Not the most brilliant of openings, thought Julia, nor even the most appropriate. An imaginative scriptwriter would doubtless have come up with some better words to place in Munoz’s mouth. But, she thought disconsolately, the writer of the tragicomedy was, after all, as mediocre as the world he’d created.

“I don’t think a chessboard will be necessary,” replied Cesar, and with that the dialogue improved. Not because of the words, but because of the tone, which was perfect, particularly that hint of boredom Cesar gave to the phrase. It was a tone typical of him, one he might use were he observing a distant scene from a garden chair, a wrought-iron one painted white, with a very dry martini in one hand. Cesar had his decadent poses down to a fine art, as he did his homosexuality, his perversity, and Julia, who had loved him for that too, could appreciate the value of that rigorous, precise attitude, so perfect in every detail. And the most fascinating thing was that he had been deceiving her for twenty years. Although, to be fair, the person responsible for the deceit was not him, but her. Nothing had changed in Cesar. Now he was feeling no remorse or disquiet for what he’d done. She knew this with absolute certainty. He appeared to be as distinguished and correct as he had when Julia heard from his lips beautiful stories about lovers and warriors, about Long John Silver, Wendy, Lagardere, Sir Kenneth, the Knight of the Couchant Leopard. Yet he was the one who had dumped Alvaro under the shower, rammed a bottle of gin between Menchu’s legs. Julia savoured her own bitterness. If he is himself, she thought, and it’s clear that he is, then the one who has changed is me. That’s why I see him differently tonight, with altered eyes: I see a blackguard, a fraud and a murderer. And yet I’m still here, hanging on his every word, fascinated. In a few seconds, instead of telling me a tale of adventures in the Caribbean, he’s going to tell me that he did it all for me or some such thing. And I’ll listen to him, as I always have, because this is better than all Cesar’s other stories. It surpasses them all in imagination and horror.

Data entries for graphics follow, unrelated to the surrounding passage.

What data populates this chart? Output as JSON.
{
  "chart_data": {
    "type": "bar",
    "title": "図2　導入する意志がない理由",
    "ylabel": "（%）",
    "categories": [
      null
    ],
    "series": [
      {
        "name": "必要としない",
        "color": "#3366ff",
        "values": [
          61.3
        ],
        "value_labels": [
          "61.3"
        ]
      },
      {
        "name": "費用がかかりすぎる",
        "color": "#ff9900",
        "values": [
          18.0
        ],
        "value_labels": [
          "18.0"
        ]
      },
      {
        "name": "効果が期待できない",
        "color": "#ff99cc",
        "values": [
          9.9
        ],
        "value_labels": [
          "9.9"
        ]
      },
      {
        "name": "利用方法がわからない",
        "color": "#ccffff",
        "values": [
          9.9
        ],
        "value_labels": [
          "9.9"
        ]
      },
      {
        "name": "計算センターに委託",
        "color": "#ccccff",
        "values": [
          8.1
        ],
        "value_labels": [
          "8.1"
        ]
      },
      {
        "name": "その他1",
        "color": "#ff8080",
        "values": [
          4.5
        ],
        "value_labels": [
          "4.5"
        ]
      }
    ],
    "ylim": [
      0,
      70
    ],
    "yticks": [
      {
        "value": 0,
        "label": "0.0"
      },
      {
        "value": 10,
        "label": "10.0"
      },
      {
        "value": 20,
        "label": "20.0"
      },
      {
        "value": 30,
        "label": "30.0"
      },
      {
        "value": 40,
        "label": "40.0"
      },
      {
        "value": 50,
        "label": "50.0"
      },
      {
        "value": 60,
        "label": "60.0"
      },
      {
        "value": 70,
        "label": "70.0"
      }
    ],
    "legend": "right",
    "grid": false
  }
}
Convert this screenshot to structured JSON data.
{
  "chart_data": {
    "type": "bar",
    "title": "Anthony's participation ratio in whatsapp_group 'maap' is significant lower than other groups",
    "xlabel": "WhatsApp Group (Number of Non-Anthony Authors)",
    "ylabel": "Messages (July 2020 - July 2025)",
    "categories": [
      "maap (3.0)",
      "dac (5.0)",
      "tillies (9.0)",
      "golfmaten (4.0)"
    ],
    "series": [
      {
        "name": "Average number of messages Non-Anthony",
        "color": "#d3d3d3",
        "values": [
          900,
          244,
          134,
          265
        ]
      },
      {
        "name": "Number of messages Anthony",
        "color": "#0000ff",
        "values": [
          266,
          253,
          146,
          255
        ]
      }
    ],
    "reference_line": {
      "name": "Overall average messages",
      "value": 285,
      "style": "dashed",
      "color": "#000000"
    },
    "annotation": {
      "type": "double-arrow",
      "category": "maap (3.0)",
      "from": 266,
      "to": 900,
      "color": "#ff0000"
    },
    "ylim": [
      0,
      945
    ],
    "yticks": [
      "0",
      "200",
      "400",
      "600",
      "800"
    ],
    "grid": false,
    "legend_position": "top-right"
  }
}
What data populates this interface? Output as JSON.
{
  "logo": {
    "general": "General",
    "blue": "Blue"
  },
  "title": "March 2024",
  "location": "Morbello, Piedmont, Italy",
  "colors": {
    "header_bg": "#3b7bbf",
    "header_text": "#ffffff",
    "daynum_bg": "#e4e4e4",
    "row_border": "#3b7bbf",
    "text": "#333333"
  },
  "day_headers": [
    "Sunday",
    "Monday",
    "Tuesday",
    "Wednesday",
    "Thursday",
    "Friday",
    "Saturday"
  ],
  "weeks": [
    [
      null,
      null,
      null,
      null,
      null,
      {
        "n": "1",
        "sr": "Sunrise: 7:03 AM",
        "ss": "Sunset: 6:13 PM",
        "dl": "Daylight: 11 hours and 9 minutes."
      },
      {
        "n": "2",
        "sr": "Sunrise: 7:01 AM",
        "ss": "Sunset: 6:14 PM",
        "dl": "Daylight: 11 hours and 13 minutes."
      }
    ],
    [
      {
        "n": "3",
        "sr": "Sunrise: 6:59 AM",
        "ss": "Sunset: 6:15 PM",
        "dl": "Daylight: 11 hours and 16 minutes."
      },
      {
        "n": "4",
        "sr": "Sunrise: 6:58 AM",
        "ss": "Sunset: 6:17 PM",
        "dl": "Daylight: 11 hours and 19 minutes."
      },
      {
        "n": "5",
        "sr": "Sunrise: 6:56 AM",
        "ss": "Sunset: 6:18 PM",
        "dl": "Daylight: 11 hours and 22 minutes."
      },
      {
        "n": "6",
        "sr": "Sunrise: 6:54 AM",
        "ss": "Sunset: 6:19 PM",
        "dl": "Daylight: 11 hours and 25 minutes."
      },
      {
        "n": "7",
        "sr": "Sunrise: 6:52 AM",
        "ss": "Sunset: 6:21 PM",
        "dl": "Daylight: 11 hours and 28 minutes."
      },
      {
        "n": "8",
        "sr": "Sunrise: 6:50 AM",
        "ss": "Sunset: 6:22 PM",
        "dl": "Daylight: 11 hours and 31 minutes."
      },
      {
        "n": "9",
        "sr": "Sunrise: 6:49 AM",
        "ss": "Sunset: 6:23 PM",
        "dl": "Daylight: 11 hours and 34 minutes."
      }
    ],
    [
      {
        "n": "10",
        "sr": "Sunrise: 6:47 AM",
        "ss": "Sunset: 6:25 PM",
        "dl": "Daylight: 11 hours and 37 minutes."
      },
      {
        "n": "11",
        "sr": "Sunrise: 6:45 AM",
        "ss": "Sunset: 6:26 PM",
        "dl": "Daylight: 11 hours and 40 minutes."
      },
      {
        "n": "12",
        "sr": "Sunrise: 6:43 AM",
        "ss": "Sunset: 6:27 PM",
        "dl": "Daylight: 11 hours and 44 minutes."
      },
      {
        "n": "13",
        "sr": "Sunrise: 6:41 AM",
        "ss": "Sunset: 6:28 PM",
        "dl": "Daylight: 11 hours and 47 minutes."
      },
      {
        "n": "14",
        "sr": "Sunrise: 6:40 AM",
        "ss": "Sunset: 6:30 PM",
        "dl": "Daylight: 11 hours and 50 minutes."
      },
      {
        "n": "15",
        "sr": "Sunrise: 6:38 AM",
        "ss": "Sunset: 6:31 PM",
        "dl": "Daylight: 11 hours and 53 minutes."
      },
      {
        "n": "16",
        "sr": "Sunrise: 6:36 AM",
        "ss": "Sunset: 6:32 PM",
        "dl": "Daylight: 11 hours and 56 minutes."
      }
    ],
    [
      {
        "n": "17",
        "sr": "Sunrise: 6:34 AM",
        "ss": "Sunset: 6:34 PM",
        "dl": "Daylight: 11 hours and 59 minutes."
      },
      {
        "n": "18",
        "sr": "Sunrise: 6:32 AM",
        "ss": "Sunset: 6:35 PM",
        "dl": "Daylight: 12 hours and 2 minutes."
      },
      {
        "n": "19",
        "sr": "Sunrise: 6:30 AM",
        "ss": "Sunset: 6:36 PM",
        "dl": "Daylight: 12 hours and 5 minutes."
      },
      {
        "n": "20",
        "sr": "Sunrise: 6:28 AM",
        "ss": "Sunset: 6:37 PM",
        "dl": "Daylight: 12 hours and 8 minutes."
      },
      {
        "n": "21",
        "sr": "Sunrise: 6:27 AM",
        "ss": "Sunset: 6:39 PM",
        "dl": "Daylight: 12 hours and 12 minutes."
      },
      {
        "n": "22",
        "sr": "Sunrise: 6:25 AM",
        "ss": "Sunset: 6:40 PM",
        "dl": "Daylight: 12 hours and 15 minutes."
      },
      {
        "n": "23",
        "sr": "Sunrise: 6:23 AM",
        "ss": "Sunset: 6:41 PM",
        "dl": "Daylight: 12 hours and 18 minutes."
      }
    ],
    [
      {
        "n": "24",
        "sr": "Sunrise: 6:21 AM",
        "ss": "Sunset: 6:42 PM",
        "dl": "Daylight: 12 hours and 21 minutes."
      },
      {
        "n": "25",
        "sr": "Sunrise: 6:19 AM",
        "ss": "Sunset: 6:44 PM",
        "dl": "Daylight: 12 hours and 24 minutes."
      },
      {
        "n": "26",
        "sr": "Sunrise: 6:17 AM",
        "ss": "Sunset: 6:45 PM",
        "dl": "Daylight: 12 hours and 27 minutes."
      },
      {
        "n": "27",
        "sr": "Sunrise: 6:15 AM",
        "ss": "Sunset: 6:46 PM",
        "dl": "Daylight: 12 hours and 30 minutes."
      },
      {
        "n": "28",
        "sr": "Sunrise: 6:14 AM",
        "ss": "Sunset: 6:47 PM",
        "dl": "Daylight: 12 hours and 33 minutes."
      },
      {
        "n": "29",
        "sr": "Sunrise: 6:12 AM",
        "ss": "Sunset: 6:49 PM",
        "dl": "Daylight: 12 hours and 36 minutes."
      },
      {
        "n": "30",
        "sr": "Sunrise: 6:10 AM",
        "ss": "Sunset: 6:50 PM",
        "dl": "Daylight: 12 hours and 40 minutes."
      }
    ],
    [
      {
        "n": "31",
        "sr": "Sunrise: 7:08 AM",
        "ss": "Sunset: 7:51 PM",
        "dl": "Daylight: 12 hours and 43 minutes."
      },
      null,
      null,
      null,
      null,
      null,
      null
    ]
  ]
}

She removed her arm from the back of the sofa and leaned forwards a little, not wanting to miss the slightest detail of the scene. That movement seemed the signal to resume the dialogue. Munoz, his hands in his pockets, his head on one side, looked at Cesar.

“Just clarify something for me,” he said. “After the black bishop takes the white pawn on a6, White decides to move his king from d4 to e5, discovering the check of the white queen on the black king. What should Black do next?”

Cesar’s eyes seemed to be smiling independently of his impassive features.

“I don’t know,” he replied after a moment. “You’re the master, my dear. You should know.”

Munoz made one of his vague gestures, as if brushing aside the title Cesar had bestowed on him.

“I insist,” he said slowly, dragging out the words, “on knowing the authorised version.”

Cesar’s lips became infected by the smile that until then had been restricted to his eyes.